Quick Catcher and the Insurrection






Sir Andrew crouched behind some bushes and whistled gently, a simple warble indistinguishable from all the other bird calls around the lake.

He was watching the two tents across the lake as his friend Quick Catcher landed on his hand.

“Hello,” the small bird said. “As you can see, the bad men are still here. They are cutting wood and making a terrible racket. And some of them smell like trolls. Worse, really. Ya know, once I smelled a troll that had been dead for a week, and it actually smelled better, if you can believe it. Why I remember…”

“Yes, my friend,” the old ranger interrupted. He peeked through the bushes; the camp was an easy kill-shot away - for a ranger. For this lot of ruffians, he doubted they knew which end of an arrow went first.

“Thank you for finding them,” Sir Andrew whispered, trilling his “thank you” in songspeech. He must have gotten it right because Quick Catcher puffed up and flapped his wings twice in pride. “But now we must punish their many crimes against the Duke.”

“We?” Quick Catcher trilled. “What can I do against so many? Did I mention they smell?”

Andrew smiled. He didn’t smell any better. He had been tracking the insurrectionists for a week, losing and re-finding their trail three times, rarely stopping to rest. Thanks to his many forest comrades like Quick Catcher, he had gotten back on the trail and finally caught them at this mountain lake.

“I have an idea.”

///

An hour before sunset, Quick Catcher landed on a branch above the insurrectionist camp.

He looked down on the dirty rabble of five men and three women who sat around a smoky, cheerless campfire. Some scratched at unkempt beards, and others stared into the flames. They still wore red armbands, now stained with mud, that signified their misguided allegiance to the rightful Duke’s challenger.

One man stooped over a black pot and dropped in a few small turnips.

“Is that all we got?” A woman snapped, her nasal tone accusing.

“It’s all I got,” he growled. “I didn’t see you going outta your way to forage anything unless it was to shove it into your fat face.”

Another woman cackled, then she stopped suddenly. “Did you hear that?”

Everyone stood, daggers and short swords appearing in their hands. One man dashed to a tent and came out with a longbow. Quick Catcher held his breath.
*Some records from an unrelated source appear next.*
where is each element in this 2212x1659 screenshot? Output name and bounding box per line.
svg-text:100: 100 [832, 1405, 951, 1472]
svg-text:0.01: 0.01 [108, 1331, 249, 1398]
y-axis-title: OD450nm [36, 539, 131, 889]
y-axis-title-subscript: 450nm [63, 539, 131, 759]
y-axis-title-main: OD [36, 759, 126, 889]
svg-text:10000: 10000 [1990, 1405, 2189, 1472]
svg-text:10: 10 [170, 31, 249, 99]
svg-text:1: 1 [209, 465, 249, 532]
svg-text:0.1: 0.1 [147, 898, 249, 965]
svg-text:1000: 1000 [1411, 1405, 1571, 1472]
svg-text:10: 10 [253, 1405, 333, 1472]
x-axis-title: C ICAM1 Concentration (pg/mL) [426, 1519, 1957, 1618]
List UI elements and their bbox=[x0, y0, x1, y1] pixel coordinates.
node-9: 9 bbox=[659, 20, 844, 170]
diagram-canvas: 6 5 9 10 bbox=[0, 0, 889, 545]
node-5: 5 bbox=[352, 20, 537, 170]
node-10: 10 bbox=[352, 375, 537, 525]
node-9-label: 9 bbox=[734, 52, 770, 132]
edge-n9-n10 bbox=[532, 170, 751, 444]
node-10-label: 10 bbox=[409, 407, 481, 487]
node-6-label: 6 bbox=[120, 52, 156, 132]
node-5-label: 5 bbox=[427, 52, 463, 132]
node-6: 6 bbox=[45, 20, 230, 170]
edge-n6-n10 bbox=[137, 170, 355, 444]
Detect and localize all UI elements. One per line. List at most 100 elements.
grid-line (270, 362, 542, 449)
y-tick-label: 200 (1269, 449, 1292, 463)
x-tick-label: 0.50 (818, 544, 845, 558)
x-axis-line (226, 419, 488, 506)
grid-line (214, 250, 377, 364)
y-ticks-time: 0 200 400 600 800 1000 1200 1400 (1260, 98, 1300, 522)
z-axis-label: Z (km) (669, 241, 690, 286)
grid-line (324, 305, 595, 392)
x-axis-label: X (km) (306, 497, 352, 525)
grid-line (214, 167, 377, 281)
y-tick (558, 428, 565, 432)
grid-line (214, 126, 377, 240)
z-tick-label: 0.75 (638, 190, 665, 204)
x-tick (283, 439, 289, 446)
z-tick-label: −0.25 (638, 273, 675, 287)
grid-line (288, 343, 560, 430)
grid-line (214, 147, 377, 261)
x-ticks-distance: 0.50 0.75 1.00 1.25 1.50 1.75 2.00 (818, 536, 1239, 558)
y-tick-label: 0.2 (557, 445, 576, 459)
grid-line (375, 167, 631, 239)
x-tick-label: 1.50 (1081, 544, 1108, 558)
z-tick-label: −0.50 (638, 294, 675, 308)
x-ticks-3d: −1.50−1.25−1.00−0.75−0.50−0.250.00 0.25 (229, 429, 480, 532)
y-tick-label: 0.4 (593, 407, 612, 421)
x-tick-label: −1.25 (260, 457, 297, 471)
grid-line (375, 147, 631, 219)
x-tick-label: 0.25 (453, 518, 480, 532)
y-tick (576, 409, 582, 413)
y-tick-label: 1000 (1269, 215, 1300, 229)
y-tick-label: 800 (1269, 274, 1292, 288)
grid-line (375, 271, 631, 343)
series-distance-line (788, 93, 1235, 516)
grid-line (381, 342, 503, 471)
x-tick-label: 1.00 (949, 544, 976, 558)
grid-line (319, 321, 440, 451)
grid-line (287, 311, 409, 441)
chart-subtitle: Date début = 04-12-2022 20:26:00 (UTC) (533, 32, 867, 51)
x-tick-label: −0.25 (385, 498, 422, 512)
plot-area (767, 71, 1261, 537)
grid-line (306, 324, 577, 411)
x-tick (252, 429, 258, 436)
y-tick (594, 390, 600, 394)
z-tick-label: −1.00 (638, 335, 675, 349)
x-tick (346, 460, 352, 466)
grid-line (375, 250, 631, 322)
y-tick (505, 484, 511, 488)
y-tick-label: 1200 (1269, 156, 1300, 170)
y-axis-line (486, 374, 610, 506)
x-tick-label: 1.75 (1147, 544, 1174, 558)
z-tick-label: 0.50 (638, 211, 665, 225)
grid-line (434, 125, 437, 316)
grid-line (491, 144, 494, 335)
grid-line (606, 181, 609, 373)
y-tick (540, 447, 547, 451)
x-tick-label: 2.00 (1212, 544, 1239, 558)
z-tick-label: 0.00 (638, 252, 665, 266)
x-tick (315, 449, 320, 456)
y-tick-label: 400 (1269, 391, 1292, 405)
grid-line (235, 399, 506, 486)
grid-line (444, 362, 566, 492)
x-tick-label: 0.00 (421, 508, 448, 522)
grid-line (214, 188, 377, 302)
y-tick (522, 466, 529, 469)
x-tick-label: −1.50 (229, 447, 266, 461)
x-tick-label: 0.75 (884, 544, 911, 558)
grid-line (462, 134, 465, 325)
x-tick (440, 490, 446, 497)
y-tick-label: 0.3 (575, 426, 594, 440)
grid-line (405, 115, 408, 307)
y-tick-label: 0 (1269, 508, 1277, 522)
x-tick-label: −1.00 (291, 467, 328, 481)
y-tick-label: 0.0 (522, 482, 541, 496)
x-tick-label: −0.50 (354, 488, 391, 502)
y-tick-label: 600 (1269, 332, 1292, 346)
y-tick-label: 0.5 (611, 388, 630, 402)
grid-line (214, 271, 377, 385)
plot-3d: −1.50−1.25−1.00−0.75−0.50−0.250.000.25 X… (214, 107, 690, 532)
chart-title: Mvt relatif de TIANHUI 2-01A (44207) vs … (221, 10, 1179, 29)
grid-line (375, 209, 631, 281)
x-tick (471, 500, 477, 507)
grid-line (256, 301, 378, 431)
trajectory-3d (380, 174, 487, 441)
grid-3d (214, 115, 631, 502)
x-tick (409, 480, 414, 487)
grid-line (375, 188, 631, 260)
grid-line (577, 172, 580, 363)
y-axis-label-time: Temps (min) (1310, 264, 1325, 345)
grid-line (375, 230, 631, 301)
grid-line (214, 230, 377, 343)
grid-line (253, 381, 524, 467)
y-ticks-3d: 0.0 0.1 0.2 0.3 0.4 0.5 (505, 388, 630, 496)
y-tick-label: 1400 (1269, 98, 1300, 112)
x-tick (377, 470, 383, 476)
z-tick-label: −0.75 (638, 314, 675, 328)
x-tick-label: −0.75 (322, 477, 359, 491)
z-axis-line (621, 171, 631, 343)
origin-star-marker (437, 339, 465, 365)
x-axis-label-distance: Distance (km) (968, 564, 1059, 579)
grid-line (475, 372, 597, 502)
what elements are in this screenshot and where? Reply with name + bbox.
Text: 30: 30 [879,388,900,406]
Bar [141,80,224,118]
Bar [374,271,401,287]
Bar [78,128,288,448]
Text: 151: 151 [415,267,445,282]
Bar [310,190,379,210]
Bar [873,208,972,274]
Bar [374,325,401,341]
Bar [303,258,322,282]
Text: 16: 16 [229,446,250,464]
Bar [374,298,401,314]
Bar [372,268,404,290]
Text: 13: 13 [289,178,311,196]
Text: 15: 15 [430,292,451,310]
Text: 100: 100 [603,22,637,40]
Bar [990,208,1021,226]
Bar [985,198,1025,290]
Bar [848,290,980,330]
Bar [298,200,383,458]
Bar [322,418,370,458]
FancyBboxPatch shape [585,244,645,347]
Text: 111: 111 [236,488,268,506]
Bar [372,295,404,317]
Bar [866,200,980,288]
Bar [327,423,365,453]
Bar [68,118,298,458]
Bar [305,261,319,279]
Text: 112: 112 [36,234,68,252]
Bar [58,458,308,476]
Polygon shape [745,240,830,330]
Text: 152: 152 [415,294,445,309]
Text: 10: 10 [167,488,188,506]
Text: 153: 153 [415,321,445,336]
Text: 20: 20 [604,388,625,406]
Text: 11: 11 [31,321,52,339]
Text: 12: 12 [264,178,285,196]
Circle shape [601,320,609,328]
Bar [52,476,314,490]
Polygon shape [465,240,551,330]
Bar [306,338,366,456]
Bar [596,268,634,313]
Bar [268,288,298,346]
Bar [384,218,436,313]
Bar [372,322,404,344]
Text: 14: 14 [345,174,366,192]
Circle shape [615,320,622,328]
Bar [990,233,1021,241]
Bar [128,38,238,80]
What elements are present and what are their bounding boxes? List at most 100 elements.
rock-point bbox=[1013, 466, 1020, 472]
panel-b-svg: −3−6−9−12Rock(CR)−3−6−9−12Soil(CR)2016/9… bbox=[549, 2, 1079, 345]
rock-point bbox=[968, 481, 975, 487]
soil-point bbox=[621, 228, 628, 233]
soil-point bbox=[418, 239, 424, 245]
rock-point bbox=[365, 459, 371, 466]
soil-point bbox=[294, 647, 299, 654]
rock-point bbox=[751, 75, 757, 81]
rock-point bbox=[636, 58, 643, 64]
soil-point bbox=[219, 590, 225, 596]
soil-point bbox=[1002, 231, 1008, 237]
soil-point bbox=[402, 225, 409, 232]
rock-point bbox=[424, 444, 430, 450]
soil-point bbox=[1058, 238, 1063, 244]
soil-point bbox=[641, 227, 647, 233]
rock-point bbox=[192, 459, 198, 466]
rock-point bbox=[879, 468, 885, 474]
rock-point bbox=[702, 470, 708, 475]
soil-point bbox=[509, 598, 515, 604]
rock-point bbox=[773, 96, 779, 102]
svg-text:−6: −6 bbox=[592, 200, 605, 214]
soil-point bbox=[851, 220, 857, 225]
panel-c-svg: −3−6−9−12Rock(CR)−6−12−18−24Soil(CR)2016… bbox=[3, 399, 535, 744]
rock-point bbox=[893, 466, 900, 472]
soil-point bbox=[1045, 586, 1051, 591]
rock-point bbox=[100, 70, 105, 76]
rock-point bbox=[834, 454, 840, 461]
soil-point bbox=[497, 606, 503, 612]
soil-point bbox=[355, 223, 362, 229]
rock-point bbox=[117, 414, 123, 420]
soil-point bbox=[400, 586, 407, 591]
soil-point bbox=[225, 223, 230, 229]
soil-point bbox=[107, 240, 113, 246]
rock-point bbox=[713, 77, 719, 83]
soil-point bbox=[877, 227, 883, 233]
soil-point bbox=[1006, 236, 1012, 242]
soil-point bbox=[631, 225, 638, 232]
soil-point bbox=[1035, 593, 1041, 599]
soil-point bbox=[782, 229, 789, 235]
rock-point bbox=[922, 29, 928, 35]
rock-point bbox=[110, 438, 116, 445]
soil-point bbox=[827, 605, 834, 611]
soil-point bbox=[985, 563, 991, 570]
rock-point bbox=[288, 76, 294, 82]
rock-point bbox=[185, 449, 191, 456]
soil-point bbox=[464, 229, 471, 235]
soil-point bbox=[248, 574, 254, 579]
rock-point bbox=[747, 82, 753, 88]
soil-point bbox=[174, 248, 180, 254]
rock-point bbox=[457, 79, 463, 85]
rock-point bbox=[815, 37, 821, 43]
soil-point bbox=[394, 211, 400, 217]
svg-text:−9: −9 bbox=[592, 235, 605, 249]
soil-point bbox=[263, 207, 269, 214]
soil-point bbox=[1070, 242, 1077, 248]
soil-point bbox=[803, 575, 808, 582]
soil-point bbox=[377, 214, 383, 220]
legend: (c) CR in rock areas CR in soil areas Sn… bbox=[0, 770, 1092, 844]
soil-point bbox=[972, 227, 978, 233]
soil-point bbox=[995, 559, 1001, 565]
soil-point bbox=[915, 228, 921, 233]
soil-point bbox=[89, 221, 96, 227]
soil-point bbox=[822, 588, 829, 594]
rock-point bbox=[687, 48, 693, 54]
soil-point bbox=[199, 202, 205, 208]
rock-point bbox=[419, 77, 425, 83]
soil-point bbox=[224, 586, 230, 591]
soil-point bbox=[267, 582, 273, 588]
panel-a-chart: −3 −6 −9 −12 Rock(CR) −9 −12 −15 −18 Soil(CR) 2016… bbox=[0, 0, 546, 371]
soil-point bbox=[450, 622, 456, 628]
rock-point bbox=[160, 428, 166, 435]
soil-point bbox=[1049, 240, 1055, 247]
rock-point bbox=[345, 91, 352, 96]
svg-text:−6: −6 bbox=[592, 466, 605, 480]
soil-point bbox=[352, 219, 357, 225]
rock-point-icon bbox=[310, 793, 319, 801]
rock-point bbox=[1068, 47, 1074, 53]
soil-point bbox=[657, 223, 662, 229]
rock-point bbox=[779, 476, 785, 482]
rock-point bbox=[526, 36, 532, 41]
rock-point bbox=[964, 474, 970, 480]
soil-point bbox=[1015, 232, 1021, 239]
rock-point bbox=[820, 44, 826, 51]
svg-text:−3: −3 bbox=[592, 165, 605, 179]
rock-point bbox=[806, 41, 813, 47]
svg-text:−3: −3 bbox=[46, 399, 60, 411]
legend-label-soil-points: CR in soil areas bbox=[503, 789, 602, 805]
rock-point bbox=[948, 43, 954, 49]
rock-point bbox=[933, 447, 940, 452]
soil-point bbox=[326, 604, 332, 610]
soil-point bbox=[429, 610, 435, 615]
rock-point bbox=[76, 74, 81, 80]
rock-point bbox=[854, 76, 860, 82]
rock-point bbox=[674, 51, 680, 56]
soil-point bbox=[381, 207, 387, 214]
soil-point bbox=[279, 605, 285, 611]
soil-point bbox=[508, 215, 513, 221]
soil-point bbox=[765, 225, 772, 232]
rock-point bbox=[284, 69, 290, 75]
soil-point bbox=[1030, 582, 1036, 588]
“Over there,” a man with missing front teeth said, pointing to the deeper forest to the north. Quick Catcher looked north. From his vantage in the treetop, he saw movement through the undergrowth.

“It’s getting closer!” the cackling woman said, holding out her shaking dagger and stepping back. “The gods be damned, it sounds like a stampede.”

She was mostly right.

A second later, Sir Andrew burst into view, running straight toward the camp. He carried his own longbow, but no arrow was nocked. A quiver of blue-fletched arrows bounced on his hip. His own sword was still in its scabbard.

The insurrectionists cried out, and their own bowman took aim. Now, Quick Catcher lived up to his name. Like a bolt of lightning, he dove straight at the bowman’s face, sending his aim to the left, and sending his arrow into the toothless man’s bony buttocks.

Sir Andrew veered left then right, avoiding the screeching insurrectionists and sprinting along the lake shore.

Then the troll crashed out of the foliage. And she was mad. A blue-fletched arrow protruded from her shoulder.

“Bloody hell!” an insurrectionist screamed, diving to the side too late. The troll caught him by the neck and slung him against a tree. His body wrapped around the tree backward, snapping his backbone.

Then she spotted the bowman and stopped running. Her eyes narrowed as she pulled the painful barb from her shoulder and stomped toward him.

Quick Catcher joined Sir Andrew, still panting from his sprint around the lake. They watched as the troll destroyed the camp and dispatched the insurrectionists in most gruesome, permanent fashion.

All but one. Something about the toothless man with an arrow in his butt caught her attention. She grabbed him by one leg and dragged him belly-down back to her cave. His screams grew fainter until, at last, they could hear only the breeze and chattering pixies.

“Nice working with you, my friend,” Sir Andrew said. He handed Quick Catcher a tiny bead of blue glass. “A gift for your nestmate.”

Quick Catcher trilled a farewell and, grasping the bead, disappeared into the gathering darkness.